Cousins get transplant go-ahead

  • 16 July 2012
  • From the section Devon
John Williamson and Andy Williamson
Image caption John Williamson, left, will fly to the UK to donate to Andy Williamson

A man who has polycystic kidney disease has been told he can receive a kidney from his US cousin.

Andy Williamson, 44, who lives in Ashburton, Devon, has to have dialysis every day after a donated kidney failed in 2011.

His cousin John Williamson, from Michigan, US, offered to give him one of his kidneys after learning about his plight through updates on the social networking site Facebook.

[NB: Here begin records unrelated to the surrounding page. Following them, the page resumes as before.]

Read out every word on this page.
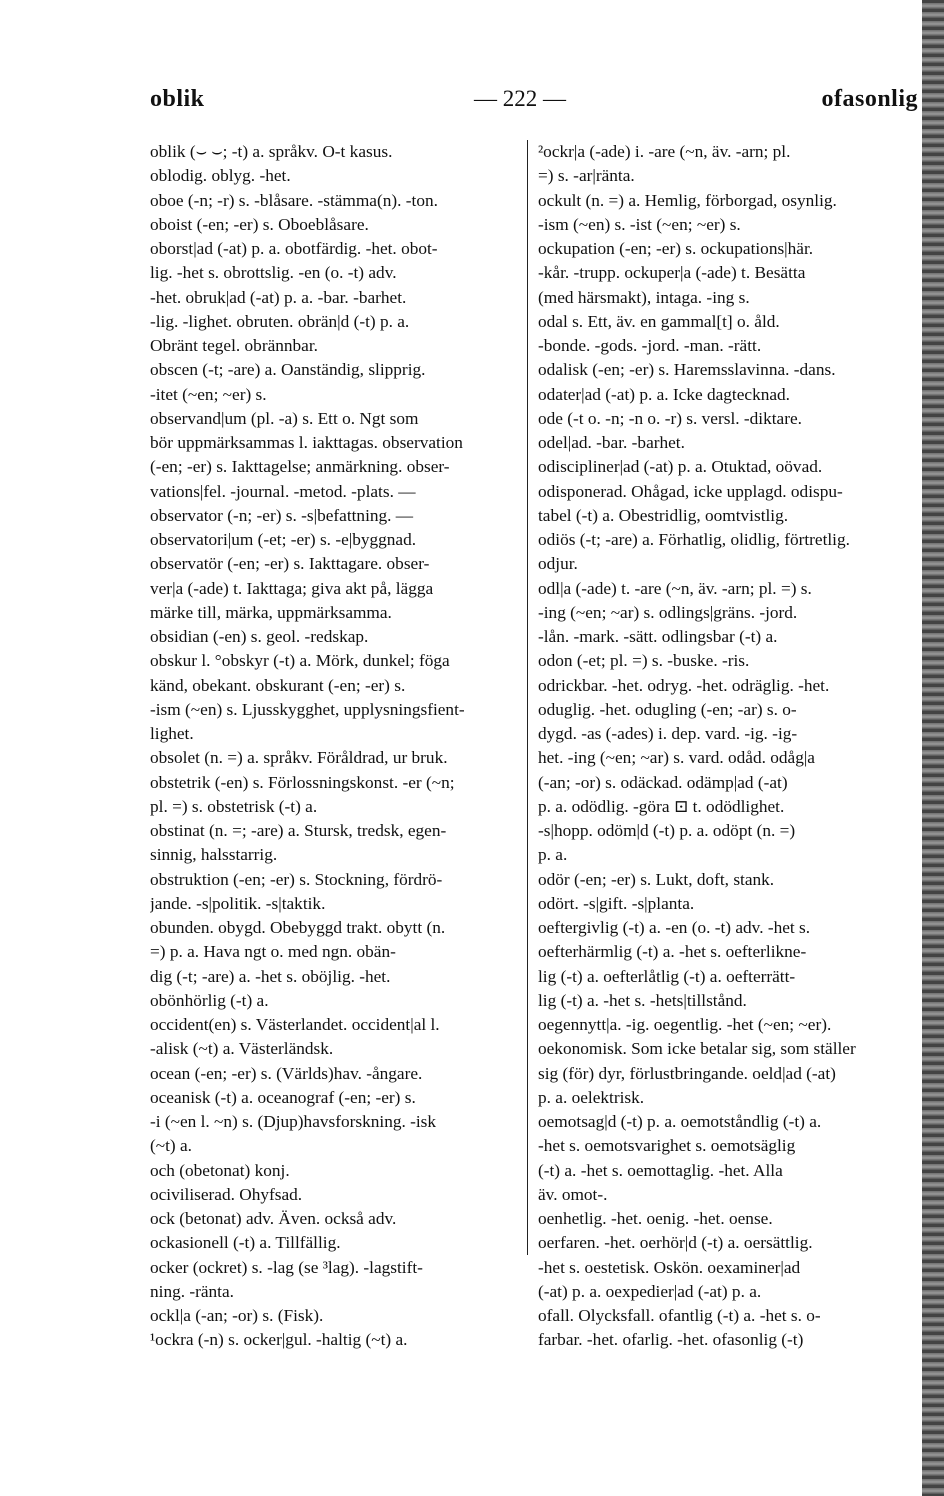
oblik	— 222 —	ofasonlig
oblik (⌣ ⌣; -t) a. språkv. O-t kasus.
oblodig. oblyg. -het.
oboe (-n; -r) s. -blåsare. -stämma(n). -ton.
oboist (-en; -er) s. Oboeblåsare.
oborst|ad (-at) p. a. obotfärdig. -het. obot-
lig. -het s. obrottslig. -en (o. -t) adv.
-het. obruk|ad (-at) p. a. -bar. -barhet.
-lig. -lighet. obruten. obrän|d (-t) p. a.
Obränt tegel. obrännbar.
obscen (-t; -are) a. Oanständig, slipprig.
-itet (~en; ~er) s.
observand|um (pl. -a) s. Ett o. Ngt som
bör uppmärksammas l. iakttagas. observation
(-en; -er) s. Iakttagelse; anmärkning. obser-
vations|fel. -journal. -metod. -plats. —
observator (-n; -er) s. -s|befattning. —
observatori|um (-et; -er) s. -e|byggnad.
observatör (-en; -er) s. Iakttagare. obser-
ver|a (-ade) t. Iakttaga; giva akt på, lägga
märke till, märka, uppmärksamma.
obsidian (-en) s. geol. -redskap.
obskur l. °obskyr (-t) a. Mörk, dunkel; föga
känd, obekant. obskurant (-en; -er) s.
-ism (~en) s. Ljusskygghet, upplysningsfient-
lighet.
obsolet (n. =) a. språkv. Föråldrad, ur bruk.
obstetrik (-en) s. Förlossningskonst. -er (~n;
pl. =) s. obstetrisk (-t) a.
obstinat (n. =; -are) a. Stursk, tredsk, egen-
sinnig, halsstarrig.
obstruktion (-en; -er) s. Stockning, fördrö-
jande. -s|politik. -s|taktik.
obunden. obygd. Obebyggd trakt. obytt (n.
=) p. a. Hava ngt o. med ngn. obän-
dig (-t; -are) a. -het s. oböjlig. -het.
obönhörlig (-t) a.
occident(en) s. Västerlandet. occident|al l.
-alisk (~t) a. Västerländsk.
ocean (-en; -er) s. (Världs)hav. -ångare.
oceanisk (-t) a. oceanograf (-en; -er) s.
-i (~en l. ~n) s. (Djup)havsforskning. -isk
(~t) a.
och (obetonat) konj.
ociviliserad. Ohyfsad.
ock (betonat) adv. Även. också adv.
ockasionell (-t) a. Tillfällig.
ocker (ockret) s. -lag (se ³lag). -lagstift-
ning. -ränta.
ockl|a (-an; -or) s. (Fisk).
¹ockra (-n) s. ocker|gul. -haltig (~t) a.
²ockr|a (-ade) i. -are (~n, äv. -arn; pl.
=) s. -ar|ränta.
ockult (n. =) a. Hemlig, förborgad, osynlig.
-ism (~en) s. -ist (~en; ~er) s.
ockupation (-en; -er) s. ockupations|här.
-kår. -trupp. ockuper|a (-ade) t. Besätta
(med härsmakt), intaga. -ing s.
odal s. Ett, äv. en gammal[t] o. åld.
-bonde. -gods. -jord. -man. -rätt.
odalisk (-en; -er) s. Haremsslavinna. -dans.
odater|ad (-at) p. a. Icke dagtecknad.
ode (-t o. -n; -n o. -r) s. versl. -diktare.
odel|ad. -bar. -barhet.
odiscipliner|ad (-at) p. a. Otuktad, oövad.
odisponerad. Ohågad, icke upplagd. odispu-
tabel (-t) a. Obestridlig, oomtvistlig.
odiös (-t; -are) a. Förhatlig, olidlig, förtretlig.
odjur.
odl|a (-ade) t. -are (~n, äv. -arn; pl. =) s.
-ing (~en; ~ar) s. odlings|gräns. -jord.
-lån. -mark. -sätt. odlingsbar (-t) a.
odon (-et; pl. =) s. -buske. -ris.
odrickbar. -het. odryg. -het. odräglig. -het.
oduglig. -het. odugling (-en; -ar) s. o-
dygd. -as (-ades) i. dep. vard. -ig. -ig-
het. -ing (~en; ~ar) s. vard. odåd. odåg|a
(-an; -or) s. odäckad. odämp|ad (-at)
p. a. odödlig. -göra ⊡ t. odödlighet.
-s|hopp. odöm|d (-t) p. a. odöpt (n. =)
p. a.
odör (-en; -er) s. Lukt, doft, stank.
odört. -s|gift. -s|planta.
oeftergivlig (-t) a. -en (o. -t) adv. -het s.
oefterhärmlig (-t) a. -het s. oefterlikne-
lig (-t) a. oefterlåtlig (-t) a. oefterrätt-
lig (-t) a. -het s. -hets|tillstånd.
oegennytt|a. -ig. oegentlig. -het (~en; ~er).
oekonomisk. Som icke betalar sig, som ställer
sig (för) dyr, förlustbringande. oeld|ad (-at)
p. a. oelektrisk.
oemotsag|d (-t) p. a. oemotståndlig (-t) a.
-het s. oemotsvarighet s. oemotsäglig
(-t) a. -het s. oemottaglig. -het. Alla
äv. omot-.
oenhetlig. -het. oenig. -het. oense.
oerfaren. -het. oerhör|d (-t) a. oersättlig.
-het s. oestetisk. Oskön. oexaminer|ad
(-at) p. a. oexpedier|ad (-at) p. a.
ofall. Olycksfall. ofantlig (-t) a. -het s. o-
farbar. -het. ofarlig. -het. ofasonlig (-t)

The 41-year-old recently came to England for tests, which took place at Southmead Hospital in Bristol, and now the pair have been told the transplant can go ahead.

'Tip-top' kidney

Andy Williamson said: "It's fantastic news, I'm really happy. It turns out that we're a perfect tissue type-match.

"They would still go ahead even if we weren't, but it means it's less complicated for anti-rejection drugs, and also less complicated if I need another transplant one day in the future, it makes things easier.

"John's kidney function is all tip-top. In fact, most of the tests are to make sure that the risk of any long-term consequences for John is extremely low, as far as anyone can tell.

"We're all really excited and his flights are booked for November."

The medical and surgical teams will now get together to work out when the transplant will happen, although it is anticipated to be in November.

NHS payment

Andy Williamson said: "It's a timetabling thing. One of the advantages of living donation is that we have time to be organised, we can be prepared and plan carefully."

His cousin will fly to England for the operation from his home in Grand Rapids, Michigan, and the NHS will reimburse him for some of his costs.

The 44-year-old said: "It's discretionary; it works in different ways in different parts of the country, but yes, the NHS is going to pay for his travel costs and also a certain amount of lost earnings.

"It's a good economy for the NHS, because in the long run it's cheaper for me to have a transplant than to be kept on dialysis, which is anything between £20,000 to £40,000 a year.

"This is more expensive than a transplant which costs about £17,000 for the first year and then a few thousand pounds a year for drugs after that."